Dit optreden door de Brabantse bond was kennelijk goed bevallen, want op de veetentoon- stelling in 1964  in Rotterdam werd opnieuw een groep met topkoeien uit de Brabantse MRIJ-fokkerij gepresenteerd.

Een van de boeren, die met meerdere collega’s in zijn omgeving goede ervaringen opdeed met de roodbonten was Kees de Groot in Zoetermeer. Vooral de post omzet en aanwas vond hij  economisch zeer interessant. ‘Op de beste kleigrond in de polder konden die Bossche koeien bij het vetweiden zo verschrikkelijk zwaar worden’. Kees de Groot was later een succesvol inzender met zijn dieren op de jaarlijkse VEBO-tentoonstelling in Leiden, toen daar ook een afdeling roodbont werd toegelaten.

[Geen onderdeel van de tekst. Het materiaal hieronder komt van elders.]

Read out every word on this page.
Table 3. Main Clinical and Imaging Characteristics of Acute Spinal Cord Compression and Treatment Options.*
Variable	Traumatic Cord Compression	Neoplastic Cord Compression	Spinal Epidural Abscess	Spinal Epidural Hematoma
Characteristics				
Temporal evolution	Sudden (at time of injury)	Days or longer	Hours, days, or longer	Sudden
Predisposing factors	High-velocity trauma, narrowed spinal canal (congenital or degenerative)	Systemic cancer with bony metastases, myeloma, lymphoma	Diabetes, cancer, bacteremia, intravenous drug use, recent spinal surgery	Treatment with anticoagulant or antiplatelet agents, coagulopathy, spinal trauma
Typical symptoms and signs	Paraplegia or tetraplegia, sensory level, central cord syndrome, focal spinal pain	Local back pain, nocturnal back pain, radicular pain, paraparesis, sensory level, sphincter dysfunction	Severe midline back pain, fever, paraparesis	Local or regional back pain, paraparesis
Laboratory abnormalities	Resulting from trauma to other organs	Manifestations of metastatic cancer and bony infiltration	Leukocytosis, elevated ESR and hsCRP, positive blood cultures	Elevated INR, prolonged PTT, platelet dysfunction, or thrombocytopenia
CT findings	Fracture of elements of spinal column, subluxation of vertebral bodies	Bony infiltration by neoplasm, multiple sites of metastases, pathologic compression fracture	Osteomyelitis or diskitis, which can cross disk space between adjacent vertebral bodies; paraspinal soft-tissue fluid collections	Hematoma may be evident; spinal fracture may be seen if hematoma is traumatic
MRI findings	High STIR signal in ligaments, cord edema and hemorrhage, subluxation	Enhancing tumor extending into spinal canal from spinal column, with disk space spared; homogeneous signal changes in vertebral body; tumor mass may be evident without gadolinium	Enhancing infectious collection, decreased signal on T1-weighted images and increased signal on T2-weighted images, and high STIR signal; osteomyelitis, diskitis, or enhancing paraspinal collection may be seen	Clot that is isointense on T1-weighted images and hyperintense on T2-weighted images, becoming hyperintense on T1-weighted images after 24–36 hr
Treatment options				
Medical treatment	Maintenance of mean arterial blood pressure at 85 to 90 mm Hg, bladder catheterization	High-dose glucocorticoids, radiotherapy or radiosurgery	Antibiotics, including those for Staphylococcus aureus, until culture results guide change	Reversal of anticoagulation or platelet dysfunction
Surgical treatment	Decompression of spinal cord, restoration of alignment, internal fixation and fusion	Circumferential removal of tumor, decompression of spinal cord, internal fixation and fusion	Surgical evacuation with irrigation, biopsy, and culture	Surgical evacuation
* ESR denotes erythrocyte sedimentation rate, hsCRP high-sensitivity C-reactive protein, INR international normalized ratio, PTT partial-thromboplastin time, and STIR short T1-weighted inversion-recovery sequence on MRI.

Om aan de vraag van de leden te voldoen gingen enkele stieren van KI De Kempen dekdienst doen in het westen, zoals Willem bij KI Hazerswoude en Elza’s Prins bij KI Broek in Waterland, later Stompetoren.  ‘Onze missionarissen in het westen’, placht directeur Stef van Dieten daarvan te zeggen. KI Hazerswoude adverteerde met het feit, dat men als enige KI-vereniging in Nederland sperma van de 3 Nederlandse rassen kon leveren.

Spoedig kwam er voor de roodbonten een eigen foktechnische commissie onder de bezielende leiding van Jan Rotteveel uit Lisse. Die zorgde, dat de landelijke top van de MRIJ- stieren in het westen beschikbaar kwam via aankoop van diepvriessperma voor leden, die snel vooruit wilden in de roodbontfokkerij. In het topsegment van de fokkerij speelde de haarkleur later geen rol van betekenis meer.Maar ook bleef men KI-stieren uit Brabant huren om een goed kalf te krijgen voor de mesterij bij voorkeur met de donkerrode haarkleur. De meest gebruikte onder hen werd Adam 5, gefokt door de gebr. Roijakkers in Nuenen, waarvan meer dan 90.000 inseminaties in het westen werden verricht.